- Theatrical release poster
- Directed by: Maarison
- Produced by: K.Sathish, V.S.Rajkumar
- Starring: Punnagai Poo Gheetha Baby Monika Dhilip Subbarayan N. Raja Pradeep K. Vijayan
- Cinematography: Ravi Kannan
- Edited by: Vijay Velukutty
- Music by: Shabir
- Production companies: Cinemawala Pictures, Leo Visions, Diya Movies
- Release date: 29 December 2017;
- Country: India
- Language: Tamil

= Sangu Chakkaram =

2017 Indian film by Maarison

Sangu Chakkaram is a 2017 Indian Tamil-language fantasy comedy film directed by Maarison, starring stunt master Dhilip Subbarayan, Punnagai Poo Gheetha, N.Raja, Pradeep, Jeremy Roske, Nishesh, Monicka, Swaksha, Abinethra, Krithik, Adharrsh, Bala, Aditya, Tejo, and Ajeesh.
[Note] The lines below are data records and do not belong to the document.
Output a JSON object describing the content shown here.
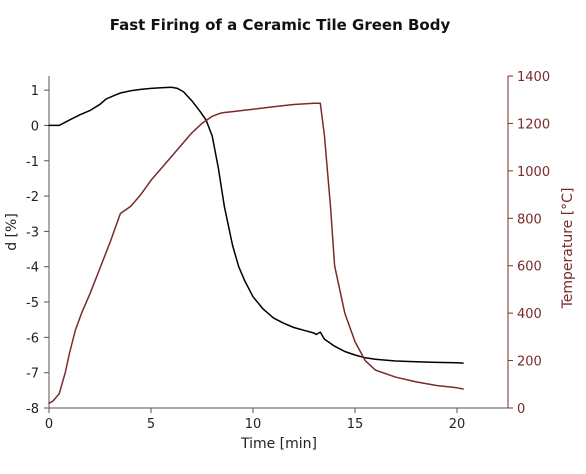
{
  "chart_data": {
    "type": "line",
    "title": "Fast Firing of a Ceramic Tile Green Body",
    "xlabel": "Time [min]",
    "ylabel_left": "d [%]",
    "ylabel_right": "Temperature [°C]",
    "xlim": [
      0,
      22.5
    ],
    "ylim_left": [
      -8,
      1.4
    ],
    "ylim_right": [
      0,
      1400
    ],
    "x_ticks": [
      "0",
      "5",
      "10",
      "15",
      "20"
    ],
    "y_left_ticks": [
      "1",
      "0",
      "-1",
      "-2",
      "-3",
      "-4",
      "-5",
      "-6",
      "-7",
      "-8"
    ],
    "y_right_ticks": [
      "1400",
      "1200",
      "1000",
      "800",
      "600",
      "400",
      "200",
      "0"
    ],
    "grid": false,
    "colors": {
      "left": "#000000",
      "right": "#7a2a2a"
    },
    "series": [
      {
        "axis": "left",
        "x": [
          0,
          0.5,
          1,
          1.5,
          2,
          2.5,
          2.8,
          3.2,
          3.5,
          4,
          4.5,
          5,
          5.5,
          6,
          6.3,
          6.6,
          7,
          7.4,
          7.7,
          8,
          8.3,
          8.6,
          9,
          9.3,
          9.6,
          10,
          10.5,
          11,
          11.5,
          12,
          12.5,
          13,
          13.1,
          13.3,
          13.5,
          14,
          14.5,
          15,
          15.5,
          16,
          17,
          18,
          19,
          20,
          20.3
        ],
        "values": [
          0,
          0,
          0.15,
          0.3,
          0.42,
          0.6,
          0.75,
          0.85,
          0.92,
          0.98,
          1.02,
          1.05,
          1.07,
          1.08,
          1.05,
          0.95,
          0.7,
          0.4,
          0.15,
          -0.3,
          -1.2,
          -2.3,
          -3.4,
          -4.0,
          -4.4,
          -4.85,
          -5.2,
          -5.45,
          -5.6,
          -5.72,
          -5.8,
          -5.88,
          -5.92,
          -5.85,
          -6.05,
          -6.25,
          -6.4,
          -6.5,
          -6.58,
          -6.62,
          -6.67,
          -6.69,
          -6.71,
          -6.72,
          -6.73
        ]
      },
      {
        "axis": "right",
        "x": [
          0,
          0.2,
          0.5,
          0.8,
          1,
          1.3,
          1.6,
          2,
          2.5,
          3,
          3.5,
          4,
          4.5,
          5,
          5.5,
          6,
          6.5,
          7,
          7.5,
          8,
          8.3,
          8.5,
          9,
          10,
          11,
          12,
          13,
          13.3,
          13.5,
          13.8,
          14,
          14.5,
          15,
          15.5,
          16,
          17,
          18,
          19,
          20,
          20.3
        ],
        "values": [
          20,
          30,
          60,
          150,
          230,
          330,
          400,
          480,
          590,
          700,
          820,
          850,
          900,
          960,
          1010,
          1060,
          1110,
          1160,
          1200,
          1230,
          1240,
          1245,
          1250,
          1260,
          1270,
          1280,
          1285,
          1285,
          1150,
          850,
          600,
          400,
          280,
          200,
          160,
          130,
          110,
          95,
          85,
          80
        ]
      }
    ]
  }
}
The film was dubbed into Hindi as Mahal Ke Andar.

== Cast ==

- Swaksha as Jennifer
- Punnagai Poo Gheetha as Angayakanni
- Baby Monika as Malar
- Dhilip Subbarayan as Aagayam
- N. Raja as D'Souza
- Pradeep K Vijayan as Arivazhagan
- Vinothkumar as Land grabber
- Avan Ivan Ramaraj as Cotton candy seller
- Rocky as Lover
- Meghna as Lover
- Jeremy Roske as Capoeira
- Joel Sangiliyana as Asian exorcist
- Mangalanathan Gurukkal as Exorcist
- Ramki as Exorcist's assistant
- Nishesh as Tamil
- Abinithra as Deepa
- Krithik as Rajesh
- Adharrsh as Darwin
- Bala as Mujeeb
- Aditya as Karthi
- Tejo as Rahul
- Ajeesh
- Prashanth Rangaswamy as Police officer

== Production ==
Sangu Chakkaram is a fantasy-comedy film made with kids.

== Release ==
The film is planned to release in the first week of July 2017 however it got released in December 2017. The satellites rights of the film were sold to Sun TV

===Critical reception===
The Times of India wrote "Given that the horror-comedy wave is now at its ebb, Sanguchakkaram feels late by at least two-three years. It doesn't help that Maarison deals mostly with cliches to tell us his story." New Indian Express wrote "Sangu Chakkaram offers nothing radical in terms of story, but there are certain redemptive moments".